Polii and then partner Meiliana Jauhari were thrown out along with two South Korean and a Chinese team.
"After the Olympic tragedy I almost gave up badminton," she told Reuters in an interview today. "I almost quit my career. I didn't want to continue.
"But, at the same time, I thought to myself 'I have to be strong enough.'"
China's world champions Wang Xiaoli and Yu Yang had been accused by other players of trying to throw their dead rubber in London in order to avoid playing China's second-ranked pair on the way to the final.
That triggered a reaction from the South Korean and Indonesian pairs, who tried to lose their games in order to nix the Chinese plan.

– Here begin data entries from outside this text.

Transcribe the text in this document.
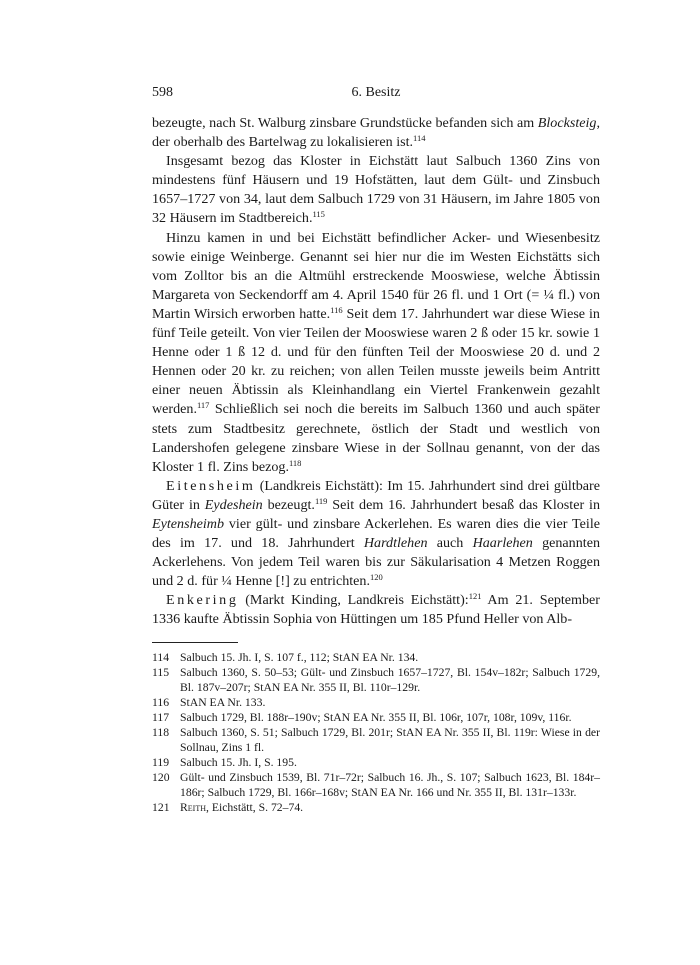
598	6. Besitz

bezeugte, nach St. Walburg zinsbare Grundstücke befanden sich am Blocksteig, der oberhalb des Bartelwag zu lokalisieren ist.$^{114}$

Insgesamt bezog das Kloster in Eichstätt laut Salbuch 1360 Zins von mindestens fünf Häusern und 19 Hofstätten, laut dem Gült- und Zinsbuch 1657–1727 von 34, laut dem Salbuch 1729 von 31 Häusern, im Jahre 1805 von 32 Häusern im Stadtbereich.$^{115}$

Hinzu kamen in und bei Eichstätt befindlicher Acker- und Wiesenbesitz sowie einige Weinberge. Genannt sei hier nur die im Westen Eichstätts sich vom Zolltor bis an die Altmühl erstreckende Mooswiese, welche Äbtissin Margareta von Seckendorff am 4. April 1540 für 26 fl. und 1 Ort (= ¼ fl.) von Martin Wirsich erworben hatte.$^{116}$ Seit dem 17. Jahrhundert war diese Wiese in fünf Teile geteilt. Von vier Teilen der Mooswiese waren 2 ß oder 15 kr. sowie 1 Henne oder 1 ß 12 d. und für den fünften Teil der Mooswiese 20 d. und 2 Hennen oder 20 kr. zu reichen; von allen Teilen musste jeweils beim Antritt einer neuen Äbtissin als Kleinhandlang ein Viertel Frankenwein gezahlt werden.$^{117}$ Schließlich sei noch die bereits im Salbuch 1360 und auch später stets zum Stadtbesitz gerechnete, östlich der Stadt und westlich von Landershofen gelegene zinsbare Wiese in der Sollnau genannt, von der das Kloster 1 fl. Zins bezog.$^{118}$

Eitensheim (Landkreis Eichstätt): Im 15. Jahrhundert sind drei gültbare Güter in Eydeshein bezeugt.$^{119}$ Seit dem 16. Jahrhundert besaß das Kloster in Eytensheimb vier gült- und zinsbare Ackerlehen. Es waren dies die vier Teile des im 17. und 18. Jahrhundert Hardtlehen auch Haarlehen genannten Ackerlehens. Von jedem Teil waren bis zur Säkularisation 4 Metzen Roggen und 2 d. für ¼ Henne [!] zu entrichten.$^{120}$

Enkering (Markt Kinding, Landkreis Eichstätt):$^{121}$ Am 21. September 1336 kaufte Äbtissin Sophia von Hüttingen um 185 Pfund Heller von Alb-

114 Salbuch 15. Jh. I, S. 107 f., 112; StAN EA Nr. 134.
115 Salbuch 1360, S. 50–53; Gült- und Zinsbuch 1657–1727, Bl. 154v–182r; Salbuch 1729, Bl. 187v–207r; StAN EA Nr. 355 II, Bl. 110r–129r.
116 StAN EA Nr. 133.
117 Salbuch 1729, Bl. 188r–190v; StAN EA Nr. 355 II, Bl. 106r, 107r, 108r, 109v, 116r.
118 Salbuch 1360, S. 51; Salbuch 1729, Bl. 201r; StAN EA Nr. 355 II, Bl. 119r: Wiese in der Sollnau, Zins 1 fl.
119 Salbuch 15. Jh. I, S. 195.
120 Gült- und Zinsbuch 1539, Bl. 71r–72r; Salbuch 16. Jh., S. 107; Salbuch 1623, Bl. 184r–186r; Salbuch 1729, Bl. 166r–168v; StAN EA Nr. 166 und Nr. 355 II, Bl. 131r–133r.
121 Reith, Eichstätt, S. 72–74.
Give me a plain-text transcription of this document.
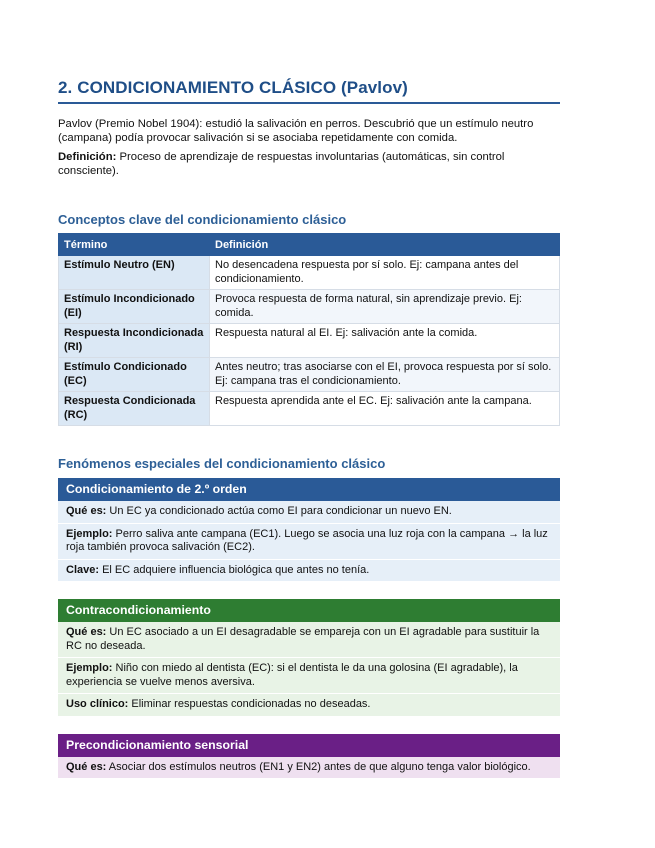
2. CONDICIONAMIENTO CLÁSICO (Pavlov)

Pavlov (Premio Nobel 1904): estudió la salivación en perros. Descubrió que un estímulo neutro (campana) podía provocar salivación si se asociaba repetidamente con comida.

Definición: Proceso de aprendizaje de respuestas involuntarias (automáticas, sin control consciente).

Conceptos clave del condicionamiento clásico
Término	Definición
Estímulo Neutro (EN)	No desencadena respuesta por sí solo. Ej: campana antes del condicionamiento.
Estímulo Incondicionado (EI)	Provoca respuesta de forma natural, sin aprendizaje previo. Ej: comida.
Respuesta Incondicionada (RI)	Respuesta natural al EI. Ej: salivación ante la comida.
Estímulo Condicionado (EC)	Antes neutro; tras asociarse con el EI, provoca respuesta por sí solo. Ej: campana tras el condicionamiento.
Respuesta Condicionada (RC)	Respuesta aprendida ante el EC. Ej: salivación ante la campana.
Fenómenos especiales del condicionamiento clásico
Condicionamiento de 2.º orden
Qué es: Un EC ya condicionado actúa como EI para condicionar un nuevo EN.
Ejemplo: Perro saliva ante campana (EC1). Luego se asocia una luz roja con la campana → la luz roja también provoca salivación (EC2).
Clave: El EC adquiere influencia biológica que antes no tenía.
Contracondicionamiento
Qué es: Un EC asociado a un EI desagradable se empareja con un EI agradable para sustituir la RC no deseada.
Ejemplo: Niño con miedo al dentista (EC): si el dentista le da una golosina (EI agradable), la experiencia se vuelve menos aversiva.
Uso clínico: Eliminar respuestas condicionadas no deseadas.
Precondicionamiento sensorial
Qué es: Asociar dos estímulos neutros (EN1 y EN2) antes de que alguno tenga valor biológico.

Badminton's world governing body disqualified the players for: "Not using one's best efforts to win a match and conducting oneself in a manner that is clearly abusive or detrimental to the sport."
Two years later at the Asian Games, no one could accuse the Indonesian pair of giving anything less than 100%.
Polii said the ultimate goal was to win a gold medal at the Olympics in two years' time, where she will have a chance to make up for the London fiasco.
"Our goal is we will go for the 2016 Olympics in Rio de Janeiro," she said. "Along the way ... we will continue to keep playing more consistently and then to aim for next year's World Championship in Indonesia.
"There are so many more to come so we have to be ready for that."